Select Committee on Science and Technology Written Evidence

Annex 2


  The new Minister for Science and Innovation, Malcolm Wicks, MP, now has the opportunity to improve on his predecessor's "failed" policy by funding work by Europe's longest-existing spaceplane company, Bristol Spaceplanes Ltd, of its "Ascender" sub-orbital passenger vehicle. As discussed above, there is a great preponderance of reasons in favour of funding this work—including the poor economic performance of HMG's investment in satellites, the positive projections for passenger space travel, the unique experience of the Bristol Spaceplanes team, the great value of such an initiative for opening a major new field to British industry—and the minimal costs involved.

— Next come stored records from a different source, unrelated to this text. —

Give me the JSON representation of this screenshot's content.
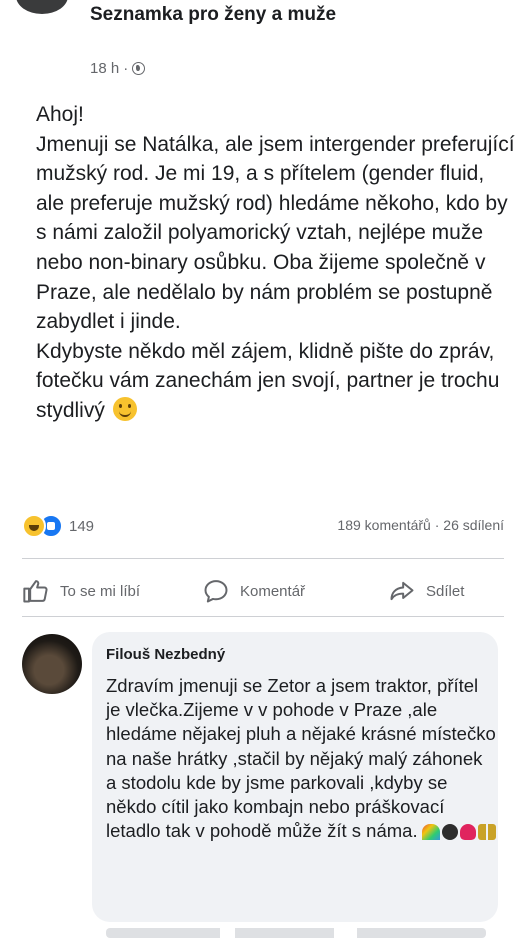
{
  "post": {
    "group_name": "Seznamka pro ženy a muže",
    "time": "18 h",
    "separator": "·",
    "privacy_icon": "globe-icon",
    "body": "Ahoj!\nJmenuji se Natálka, ale jsem intergender preferující mužský rod. Je mi 19, a s přítelem (gender fluid, ale preferuje mužský rod) hledáme někoho, kdo by s námi založil polyamorický vztah, nejlépe muže nebo non-binary osůbku. Oba žijeme společně v Praze, ale nedělalo by nám problém se postupně zabydlet i jinde.\nKdybyste někdo měl zájem, klidně pište do zpráv, fotečku vám zanechám jen svojí, partner je trochu stydlivý",
    "body_emoji": "grinning-face-icon"
  },
  "stats": {
    "reaction_count": "149",
    "comments": "189 komentářů",
    "dot": "·",
    "shares": "26 sdílení",
    "reaction_icons": [
      "haha-reaction-icon",
      "like-reaction-icon"
    ]
  },
  "actions": {
    "like": "To se mi líbí",
    "comment": "Komentář",
    "share": "Sdílet"
  },
  "comment": {
    "author": "Filouš Nezbedný",
    "text": "Zdravím jmenuji se Zetor a jsem traktor, přítel je vlečka.Zijeme v v pohode v Praze ,ale hledáme nějakej pluh a nějaké krásné místečko na naše hrátky ,stačil by nějaký malý záhonek a stodolu kde by jsme parkovali ,kdyby  se někdo cítil jako kombajn nebo práškovací letadlo tak v pohodě může žít s náma.",
    "trailing_emojis": [
      "rainbow-icon",
      "tractor-icon",
      "heart-icon",
      "people-icon"
    ]
  },
  "colors": {
    "text": "#1c1e21",
    "secondary": "#65676b",
    "bubble": "#f0f2f5",
    "like_blue": "#1877f2"
  }
}
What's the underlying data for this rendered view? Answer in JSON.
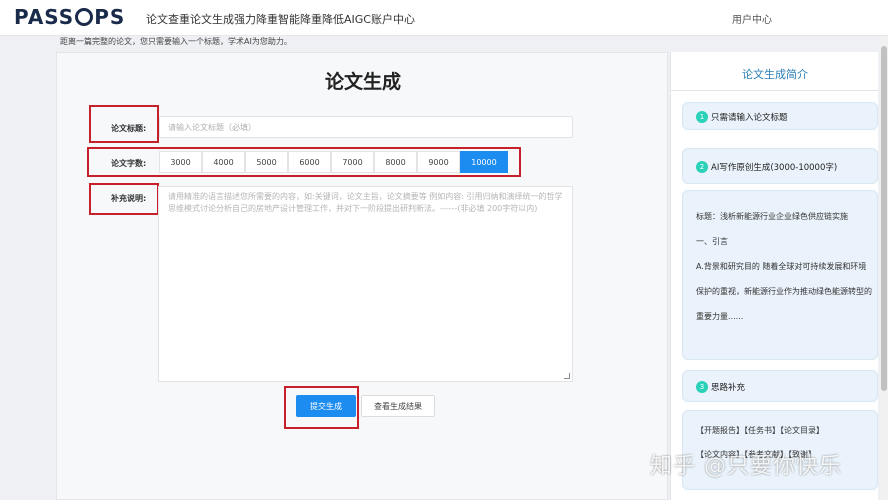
{
  "header": {
    "logo_text_1": "PASS",
    "logo_text_2": "PS",
    "nav_items": [
      "论文查重",
      "论文生成",
      "强力降重",
      "智能降重",
      "降低AIGC",
      "账户中心"
    ],
    "user_center": "用户中心"
  },
  "intro": "距离一篇完整的论文，您只需要输入一个标题，学术AI为您助力。",
  "form": {
    "title": "论文生成",
    "paper_title_label": "论文标题:",
    "paper_title_placeholder": "请输入论文标题（必填）",
    "word_count_label": "论文字数:",
    "word_counts": [
      "3000",
      "4000",
      "5000",
      "6000",
      "7000",
      "8000",
      "9000",
      "10000"
    ],
    "word_count_selected": "10000",
    "supplement_label": "补充说明:",
    "supplement_placeholder": "请用精准的语言描述您所需要的内容，如:关键词，论文主旨，论文摘要等 例如内容: 引用归纳和演绎统一的哲学思维模式讨论分析自己的房地产设计管理工作，并对下一阶段提出研判新法。------(非必填 200字符以内)",
    "submit_label": "提交生成",
    "view_result_label": "查看生成结果"
  },
  "sidebar": {
    "title": "论文生成简介",
    "steps": [
      {
        "num": "1",
        "text": "只需请输入论文标题"
      },
      {
        "num": "2",
        "text": "AI写作原创生成(3000-10000字)"
      },
      {
        "num": "3",
        "text": "思路补充"
      }
    ],
    "example_lines": [
      "标题：浅析新能源行业企业绿色供应链实施",
      "一、引言",
      "A.背景和研究目的 随着全球对可持续发展和环境",
      "保护的重视，新能源行业作为推动绿色能源转型的",
      "重要力量......"
    ],
    "bottom_tags": "【开题报告】【任务书】【论文目录】",
    "bottom_tags_2": "【论文内容】【参考文献】【致谢】"
  },
  "watermark": "知乎 @只要你快乐",
  "colors": {
    "accent": "#1c8cf0",
    "highlight_box": "#c8202a",
    "step_badge": "#2bd1b8"
  }
}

  The value of "space tourism" goes far beyond providing a popular new service that many people want to buy; it goes far beyond the millions of jobs in a new industry that it will create over the next 30 years. Space tourism is the only activity that can bring the economies of scale needed to sharply reduce the cost of space travel—which has not fallen at all in 50 years. Well-known as the 50th anniversary of Sputnik 1, 2007 is also the 50th anniversary of the British SR-53 rocket-plane. If that project had continued, sub-orbital tourism could have started in Britain 40 years ago. If it had, the world economy would be in a far better condition today: during these 40 years the world population has doubled; industrial activity has quadrupled; and destruction of the environment has increased exponentially. Low-cost space travel will make a unique contribution to counteracting world-wide unemployment, resource wars and environmental destruction.

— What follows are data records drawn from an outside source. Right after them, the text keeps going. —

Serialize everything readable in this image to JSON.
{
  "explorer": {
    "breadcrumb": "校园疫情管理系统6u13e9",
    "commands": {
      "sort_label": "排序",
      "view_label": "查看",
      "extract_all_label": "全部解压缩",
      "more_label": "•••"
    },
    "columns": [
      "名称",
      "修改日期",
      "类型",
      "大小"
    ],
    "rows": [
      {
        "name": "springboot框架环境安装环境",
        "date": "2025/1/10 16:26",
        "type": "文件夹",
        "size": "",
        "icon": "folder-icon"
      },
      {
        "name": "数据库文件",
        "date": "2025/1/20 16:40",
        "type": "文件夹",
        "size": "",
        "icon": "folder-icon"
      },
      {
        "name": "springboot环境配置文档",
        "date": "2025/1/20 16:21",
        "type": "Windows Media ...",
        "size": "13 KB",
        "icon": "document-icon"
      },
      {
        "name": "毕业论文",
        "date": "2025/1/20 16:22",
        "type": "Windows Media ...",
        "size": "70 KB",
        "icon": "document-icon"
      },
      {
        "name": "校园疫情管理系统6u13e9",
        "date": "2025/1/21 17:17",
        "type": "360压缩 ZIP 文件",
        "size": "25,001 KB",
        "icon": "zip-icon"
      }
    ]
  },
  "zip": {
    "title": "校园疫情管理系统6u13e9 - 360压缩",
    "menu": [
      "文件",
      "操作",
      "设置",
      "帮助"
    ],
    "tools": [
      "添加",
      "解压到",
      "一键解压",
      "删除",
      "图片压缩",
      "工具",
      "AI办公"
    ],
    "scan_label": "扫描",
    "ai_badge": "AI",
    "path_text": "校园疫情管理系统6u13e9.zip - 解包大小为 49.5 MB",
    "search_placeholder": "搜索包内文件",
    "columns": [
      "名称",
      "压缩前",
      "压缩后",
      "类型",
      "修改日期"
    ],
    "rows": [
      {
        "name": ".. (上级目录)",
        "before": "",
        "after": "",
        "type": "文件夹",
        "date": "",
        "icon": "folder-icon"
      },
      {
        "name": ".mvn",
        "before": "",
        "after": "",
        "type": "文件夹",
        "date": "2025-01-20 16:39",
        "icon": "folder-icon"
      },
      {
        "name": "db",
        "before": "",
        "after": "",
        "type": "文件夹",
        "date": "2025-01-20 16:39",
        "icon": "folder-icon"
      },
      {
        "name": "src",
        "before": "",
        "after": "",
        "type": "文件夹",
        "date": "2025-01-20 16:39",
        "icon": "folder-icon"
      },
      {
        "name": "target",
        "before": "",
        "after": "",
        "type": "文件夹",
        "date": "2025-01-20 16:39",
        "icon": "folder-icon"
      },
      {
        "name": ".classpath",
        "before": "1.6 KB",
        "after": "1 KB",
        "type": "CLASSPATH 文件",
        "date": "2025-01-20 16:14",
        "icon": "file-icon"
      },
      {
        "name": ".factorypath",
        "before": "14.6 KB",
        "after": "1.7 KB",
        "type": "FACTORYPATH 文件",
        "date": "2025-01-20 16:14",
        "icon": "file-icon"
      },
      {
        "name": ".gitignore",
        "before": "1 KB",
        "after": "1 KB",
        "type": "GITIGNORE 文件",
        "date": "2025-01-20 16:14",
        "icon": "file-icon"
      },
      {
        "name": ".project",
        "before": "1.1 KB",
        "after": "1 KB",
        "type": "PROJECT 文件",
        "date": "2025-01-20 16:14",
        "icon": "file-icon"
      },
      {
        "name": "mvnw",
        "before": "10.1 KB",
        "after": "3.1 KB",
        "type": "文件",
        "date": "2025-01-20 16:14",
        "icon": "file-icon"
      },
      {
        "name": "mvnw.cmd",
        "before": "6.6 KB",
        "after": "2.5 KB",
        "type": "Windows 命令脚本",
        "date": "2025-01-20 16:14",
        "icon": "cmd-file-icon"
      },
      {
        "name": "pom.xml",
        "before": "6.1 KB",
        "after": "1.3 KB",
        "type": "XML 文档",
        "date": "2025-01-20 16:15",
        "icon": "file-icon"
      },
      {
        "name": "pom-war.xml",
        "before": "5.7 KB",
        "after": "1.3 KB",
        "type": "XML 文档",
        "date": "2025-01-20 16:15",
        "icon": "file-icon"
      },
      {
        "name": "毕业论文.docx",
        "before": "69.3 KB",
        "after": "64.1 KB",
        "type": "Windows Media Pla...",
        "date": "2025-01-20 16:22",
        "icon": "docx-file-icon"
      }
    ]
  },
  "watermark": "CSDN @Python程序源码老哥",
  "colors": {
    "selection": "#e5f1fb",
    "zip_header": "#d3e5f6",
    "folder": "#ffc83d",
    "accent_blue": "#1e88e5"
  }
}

  British companies should be leading this activity—and still could if just a small proportion of the space budget is spent appropriately. British companies can lead European space tourism efforts, since the most mature vehicle system design is British. However, the government must provide some funding soon. This will not only be good for taxpayers, it will also be of the greatest benefit for young people, who are longing for the optimistic vision of an open future which this project offers—rather than an increasingly depressing future of accelerating environmental destruction and unending resource wars.

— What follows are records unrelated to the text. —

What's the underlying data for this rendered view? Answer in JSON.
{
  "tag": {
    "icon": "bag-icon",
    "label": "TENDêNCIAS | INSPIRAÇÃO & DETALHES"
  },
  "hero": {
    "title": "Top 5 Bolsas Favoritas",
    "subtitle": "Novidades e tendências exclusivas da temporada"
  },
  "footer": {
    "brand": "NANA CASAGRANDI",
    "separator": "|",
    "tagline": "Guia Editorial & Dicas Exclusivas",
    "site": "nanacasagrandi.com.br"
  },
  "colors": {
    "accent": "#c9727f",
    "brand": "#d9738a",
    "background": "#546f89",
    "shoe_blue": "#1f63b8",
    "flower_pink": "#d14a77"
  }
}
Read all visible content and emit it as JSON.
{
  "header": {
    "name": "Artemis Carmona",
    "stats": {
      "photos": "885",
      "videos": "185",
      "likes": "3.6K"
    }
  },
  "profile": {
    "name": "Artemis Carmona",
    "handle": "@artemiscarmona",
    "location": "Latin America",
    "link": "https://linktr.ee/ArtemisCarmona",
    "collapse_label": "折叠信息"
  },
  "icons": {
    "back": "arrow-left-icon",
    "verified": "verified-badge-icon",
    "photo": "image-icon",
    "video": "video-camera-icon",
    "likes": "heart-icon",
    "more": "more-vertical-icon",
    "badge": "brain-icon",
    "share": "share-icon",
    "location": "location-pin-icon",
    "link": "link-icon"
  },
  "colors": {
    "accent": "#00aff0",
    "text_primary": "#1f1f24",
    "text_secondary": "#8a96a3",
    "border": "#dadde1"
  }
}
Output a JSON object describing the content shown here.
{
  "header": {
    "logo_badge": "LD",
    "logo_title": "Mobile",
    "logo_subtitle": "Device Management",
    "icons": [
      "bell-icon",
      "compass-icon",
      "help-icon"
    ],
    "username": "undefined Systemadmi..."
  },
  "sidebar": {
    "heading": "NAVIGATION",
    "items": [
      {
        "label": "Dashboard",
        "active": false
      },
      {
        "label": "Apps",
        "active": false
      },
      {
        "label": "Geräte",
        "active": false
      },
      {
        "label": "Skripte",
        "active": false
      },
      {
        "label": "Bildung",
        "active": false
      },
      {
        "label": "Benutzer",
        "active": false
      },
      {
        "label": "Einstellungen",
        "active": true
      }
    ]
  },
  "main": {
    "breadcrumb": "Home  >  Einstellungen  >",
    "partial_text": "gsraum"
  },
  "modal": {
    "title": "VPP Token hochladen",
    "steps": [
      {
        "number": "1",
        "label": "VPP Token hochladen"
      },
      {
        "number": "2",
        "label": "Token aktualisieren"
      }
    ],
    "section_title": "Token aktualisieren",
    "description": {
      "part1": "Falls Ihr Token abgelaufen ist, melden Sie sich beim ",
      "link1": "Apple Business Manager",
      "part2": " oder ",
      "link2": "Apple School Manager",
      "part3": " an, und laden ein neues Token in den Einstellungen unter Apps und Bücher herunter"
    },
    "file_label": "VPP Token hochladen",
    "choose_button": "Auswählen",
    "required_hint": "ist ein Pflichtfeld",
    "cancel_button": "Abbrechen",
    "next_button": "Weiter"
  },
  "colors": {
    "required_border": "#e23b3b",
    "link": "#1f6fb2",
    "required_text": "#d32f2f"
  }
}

  In view of this potential, it is not possible to perform a realistic cost/risk/benefit assessment and to conclude that to have refused funding to Bristol Spaceplanes Ltd for 15 years has been to the benefit of British industry, of British taxpayers, or of British school-children and students. To the contrary, this policy has demonstrably imposed and continues to impose a huge cost on all of these. It is an inexcusable failure of policy-making greatly to Britain's disadvantage. Both present and past Ministers responsible should be obliged to end their "deafening silence" on this matter and explain their reason for these decisions that have been so damaging to the national interest—and contrary to the clear and timely warning by the Trade and Industry Select Committee in 2000.